05	SVIn2: A multi-sensor fusion-based underwater SLAM system	Adnan Abdullah
P#5: 03/09/2023 Paper link (IROS 2019) This paper presents a novel tightly-coupled keyframe-based Simultaneous Localization and Mapping (SLAM) system with loop-closing and relocalization capabilities targeted for the underwater domain. This system is easily adaptable for different sensor configuration: acoustic (mechanical scanning profiling sonar), visual (stereo camera), inertial (linear accelerations and angular velocities), and depth data which makes the system versatile and applicable on-board of different sensor suites and underwater vehicles.

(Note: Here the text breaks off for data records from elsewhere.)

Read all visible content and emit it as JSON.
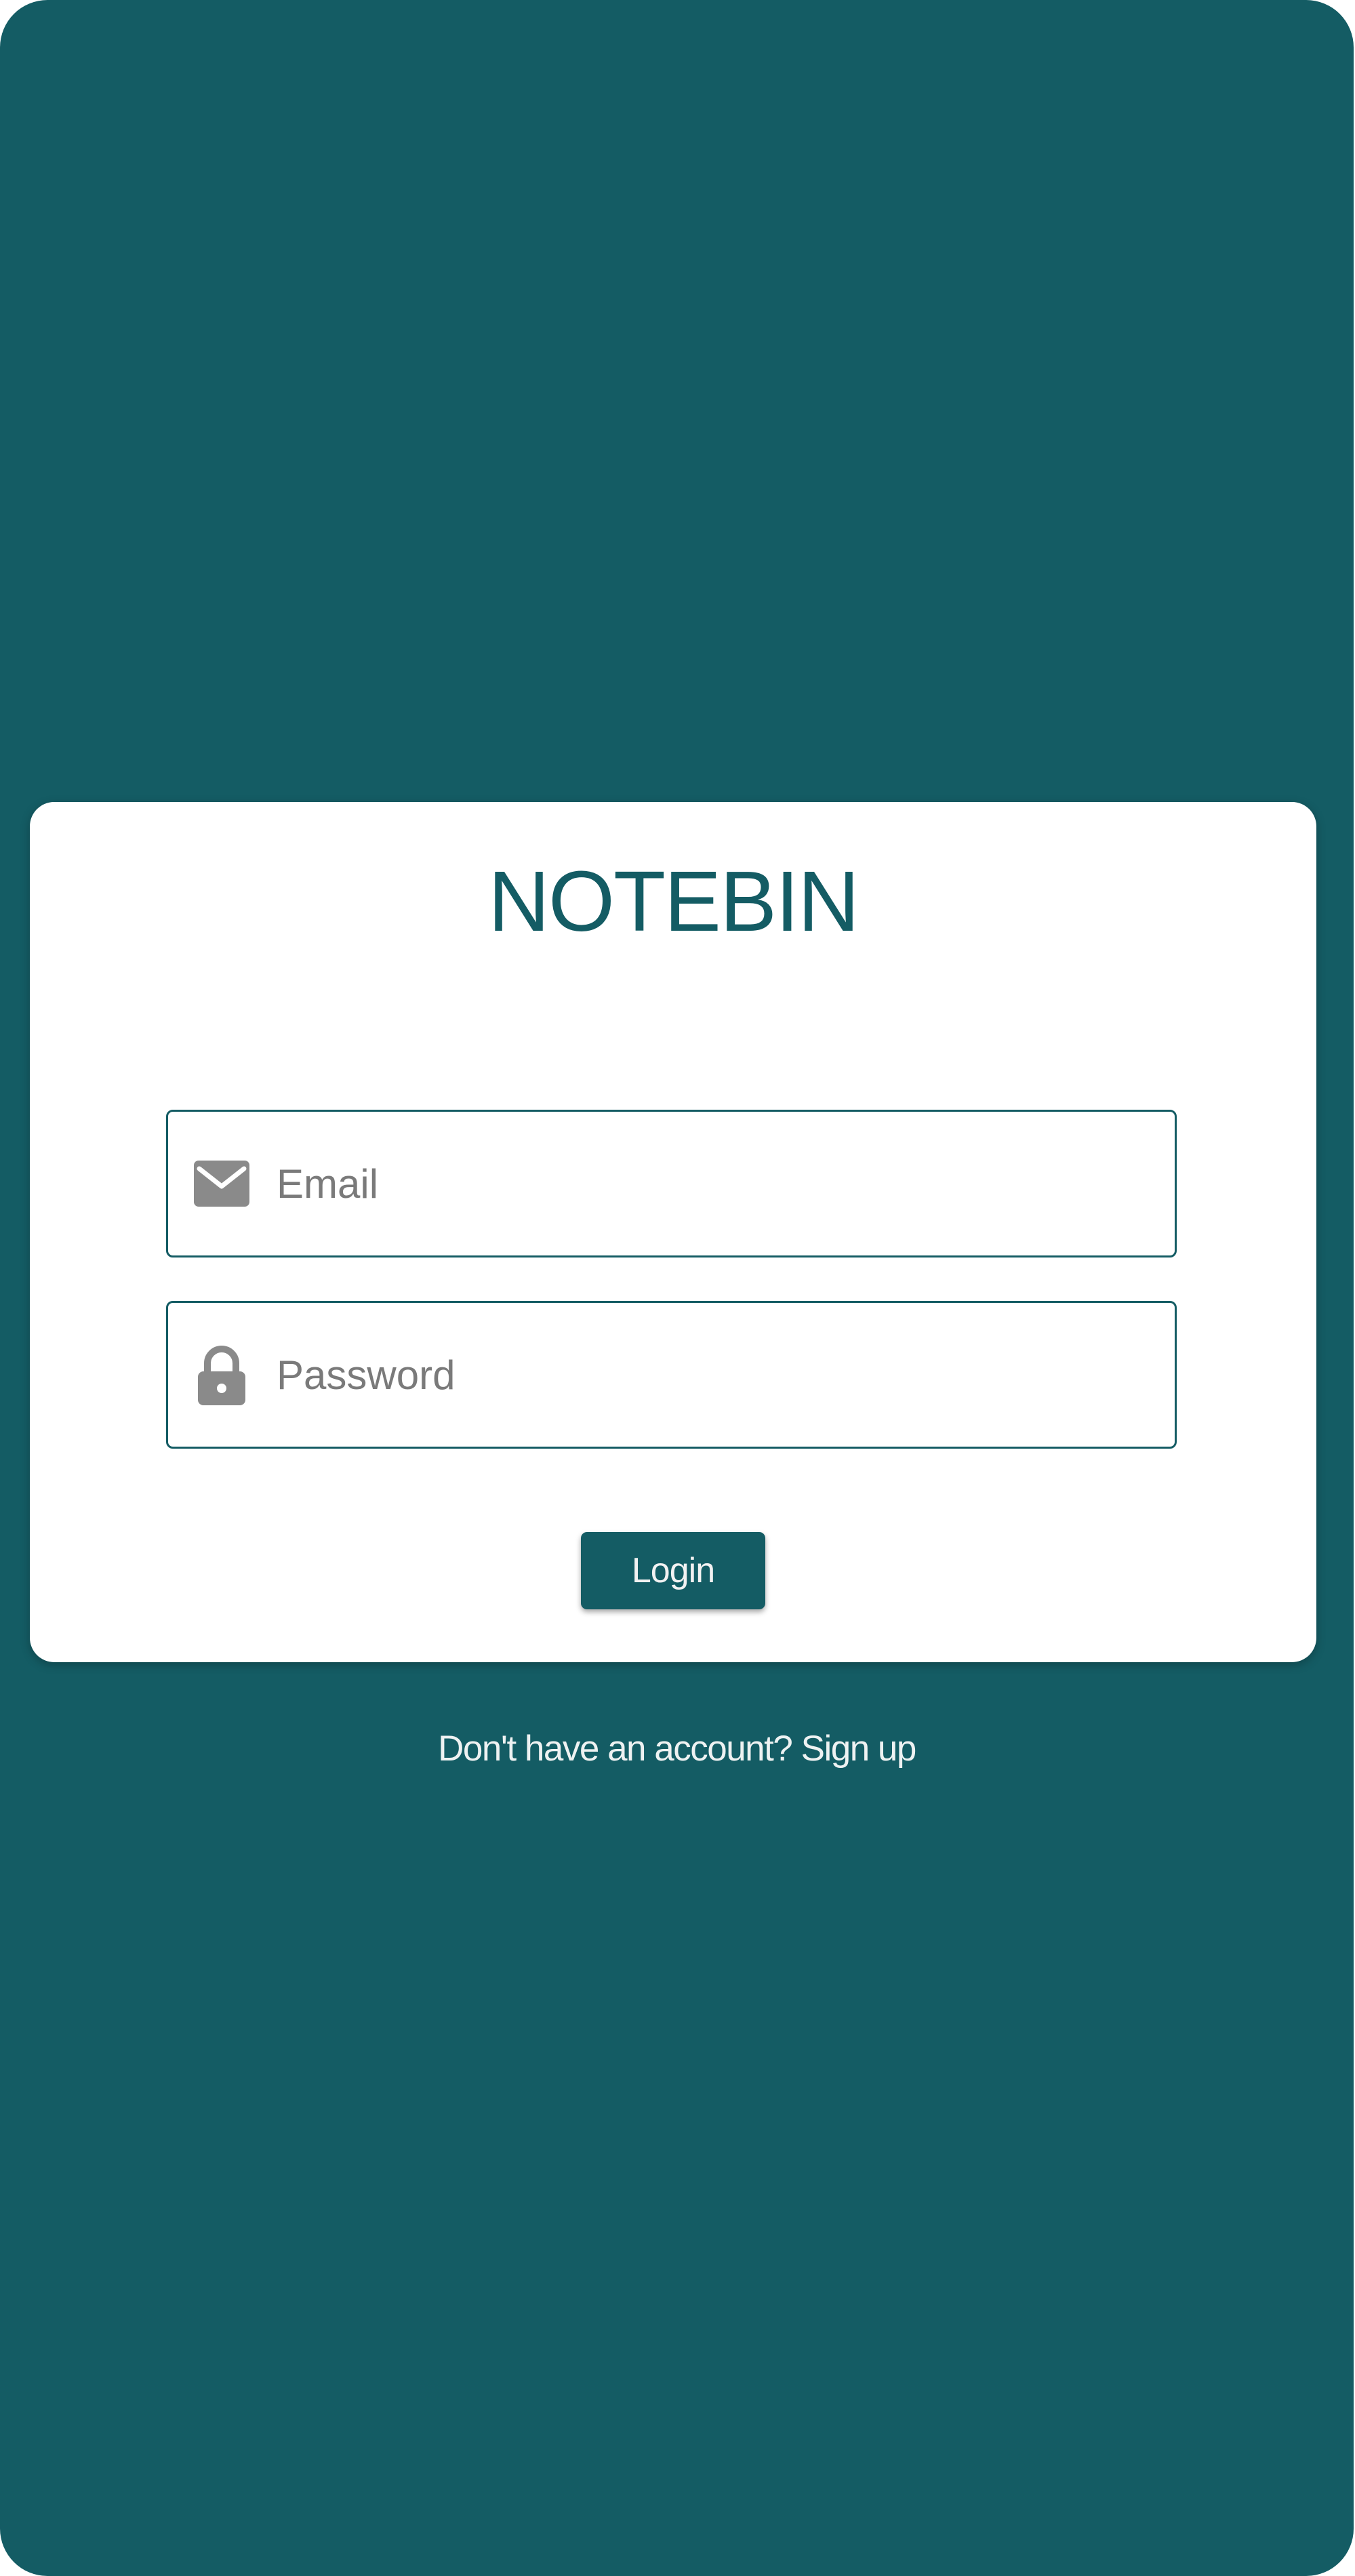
{
  "app": {
    "brand_title": "NOTEBIN"
  },
  "login_form": {
    "email": {
      "placeholder": "Email",
      "value": "",
      "icon": "mail-icon"
    },
    "password": {
      "placeholder": "Password",
      "value": "",
      "icon": "lock-icon"
    },
    "submit_label": "Login"
  },
  "signup_prompt": {
    "text": "Don't have an account?",
    "link_label": "Sign up"
  },
  "colors": {
    "primary": "#145c64",
    "card_background": "#ffffff",
    "icon_gray": "#8a8a8a",
    "placeholder_gray": "#7a7a7a",
    "light_text": "#eef2f2"
  }
}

04	Vision Transformer with Deformable Attention	Jackson Arnold
P#4: 02/16/2023 Paper link (CVPR 2022) This paper proposes a novel deformable self-attention module, where the positions of key and value pairs in self-attention are selected in a data-dependent way. This flexible scheme enables the self-attention module to focus on relevant regions and capture more informative features. On this basis, the authors present Deformable Attention Transformer, a general backbone model with deformable attention for both image classification and dense prediction tasks.

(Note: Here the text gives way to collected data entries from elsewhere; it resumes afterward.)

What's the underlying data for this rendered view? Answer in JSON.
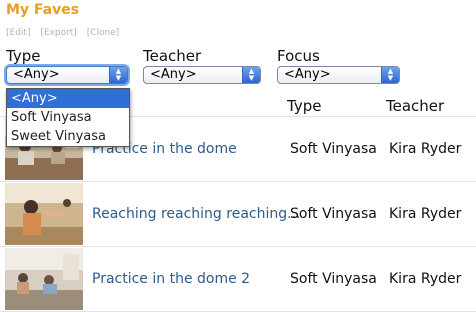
{
  "header": {
    "title": "My Faves"
  },
  "actions": [
    "[Edit]",
    "[Export]",
    "[Clone]"
  ],
  "filters": [
    {
      "label": "Type",
      "value": "<Any>"
    },
    {
      "label": "Teacher",
      "value": "<Any>"
    },
    {
      "label": "Focus",
      "value": "<Any>"
    }
  ],
  "dropdown": {
    "options": [
      "<Any>",
      "Soft Vinyasa",
      "Sweet Vinyasa"
    ],
    "selected": "<Any>"
  },
  "table": {
    "columns": [
      "Type",
      "Teacher"
    ],
    "rows": [
      {
        "title": "Practice in the dome",
        "type": "Soft Vinyasa",
        "teacher": "Kira Ryder"
      },
      {
        "title": "Reaching reaching reaching...",
        "type": "Soft Vinyasa",
        "teacher": "Kira Ryder"
      },
      {
        "title": "Practice in the dome 2",
        "type": "Soft Vinyasa",
        "teacher": "Kira Ryder"
      }
    ]
  },
  "colors": {
    "title": "#e6a01e",
    "link": "#2e5a8c",
    "highlight": "#2f6fd6"
  }
}
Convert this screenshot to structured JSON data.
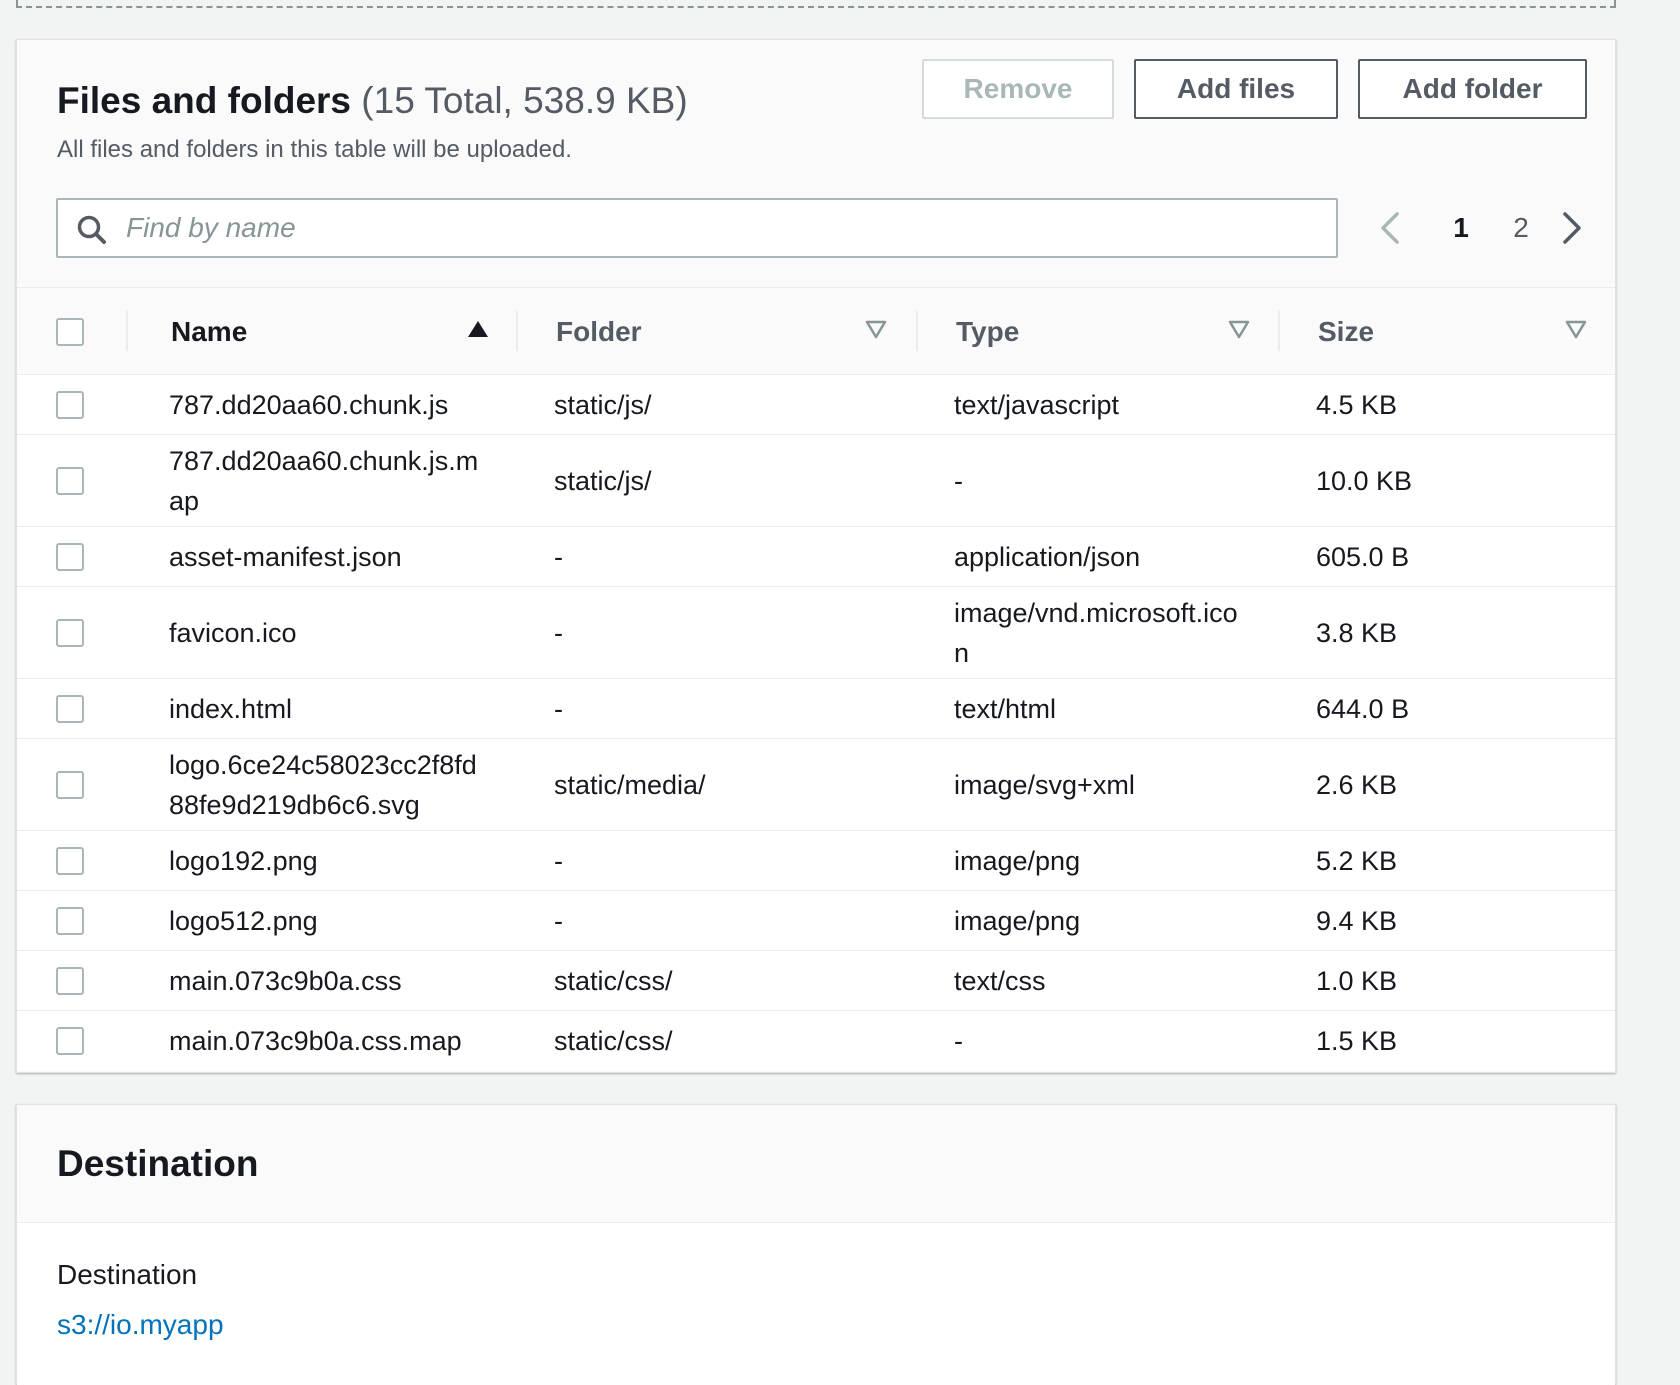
{
  "files_panel": {
    "title": "Files and folders",
    "count": "(15 Total, 538.9 KB)",
    "subtitle": "All files and folders in this table will be uploaded.",
    "buttons": {
      "remove": "Remove",
      "add_files": "Add files",
      "add_folder": "Add folder"
    },
    "search": {
      "placeholder": "Find by name",
      "value": ""
    },
    "pagination": {
      "pages": [
        "1",
        "2"
      ],
      "current": "1"
    },
    "columns": [
      "Name",
      "Folder",
      "Type",
      "Size"
    ],
    "rows": [
      {
        "name": "787.dd20aa60.chunk.js",
        "folder": "static/js/",
        "type": "text/javascript",
        "size": "4.5 KB"
      },
      {
        "name": "787.dd20aa60.chunk.js.map",
        "folder": "static/js/",
        "type": "-",
        "size": "10.0 KB"
      },
      {
        "name": "asset-manifest.json",
        "folder": "-",
        "type": "application/json",
        "size": "605.0 B"
      },
      {
        "name": "favicon.ico",
        "folder": "-",
        "type": "image/vnd.microsoft.icon",
        "size": "3.8 KB"
      },
      {
        "name": "index.html",
        "folder": "-",
        "type": "text/html",
        "size": "644.0 B"
      },
      {
        "name": "logo.6ce24c58023cc2f8fd88fe9d219db6c6.svg",
        "folder": "static/media/",
        "type": "image/svg+xml",
        "size": "2.6 KB"
      },
      {
        "name": "logo192.png",
        "folder": "-",
        "type": "image/png",
        "size": "5.2 KB"
      },
      {
        "name": "logo512.png",
        "folder": "-",
        "type": "image/png",
        "size": "9.4 KB"
      },
      {
        "name": "main.073c9b0a.css",
        "folder": "static/css/",
        "type": "text/css",
        "size": "1.0 KB"
      },
      {
        "name": "main.073c9b0a.css.map",
        "folder": "static/css/",
        "type": "-",
        "size": "1.5 KB"
      }
    ]
  },
  "destination_panel": {
    "title": "Destination",
    "label": "Destination",
    "link": "s3://io.myapp"
  },
  "icons": {
    "search": "search-icon",
    "prev": "chevron-left-icon",
    "next": "chevron-right-icon",
    "sort_asc": "sort-ascending-icon",
    "sort": "sort-icon"
  },
  "colors": {
    "link": "#0073bb",
    "text": "#16191f",
    "secondary_text": "#545b64"
  }
}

03	Holocurtains: Programming Light Curtains via Binary Holography	Brevin Tilmon
P#3: 02/09/2023 Paper link (CVPR 2022) In this work, the authors propose Holocurtains: a light-efficient approach to producing light curtains of arbitrary shape. The key idea is to synchronize a rolling-shutter camera with a 2D holographic projector, which steers (rather than block) light to generate bright structured light patterns. their prototype projector uses a binary digital micromirror device (DMD) to generate the holographic interference patterns at high speeds. This system produces 3D light curtains that cannot be achieved with traditional light curtain setups and thus enables all-new applications, including the ability to simultaneously capture multiple light curtains in a single frame, detect subtle changes in scene geometry, and transform any 3D surface into an optical touch interface.
02	Adiabatic Quantum Computing for Multi Object Tracking	Hannah Kirkland
P#2: 02/02/2023 Paper link (CVPR 2022) In this work, the authors propose the first Multi-Object Tracking (MOT) formulation designed to be solved with AQC. They employ an Ising model that represents the quantum mechanical system implemented on the AQC. They show that their approach is competitive compared with state-of-the-art optimization based approaches, even when using of-the-shelf integer programming solvers. Finally, they demonstrate that this MOT problem is already solvable on the current generation of real quantum computers for small examples, and analyze the properties of the measured solutions.
01	Denoising Diffusion Probabilistic Models	Boxiao Yu
P#1: 01/26/2023 Paper link (NeurIPS 2020) The authors present high quality image synthesis results using diffusion probabilistic models, a class of latent variable models inspired by considerations from nonequilibrium thermodynamics. The best results are obtained by training on a weighted variational bound designed according to a novel connection between diffusion probabilistic models and denoising score matching with Langevin dynamics, and their models naturally admit a progressive lossy decompression scheme that can be interpreted as a generalization of autoregressive decoding.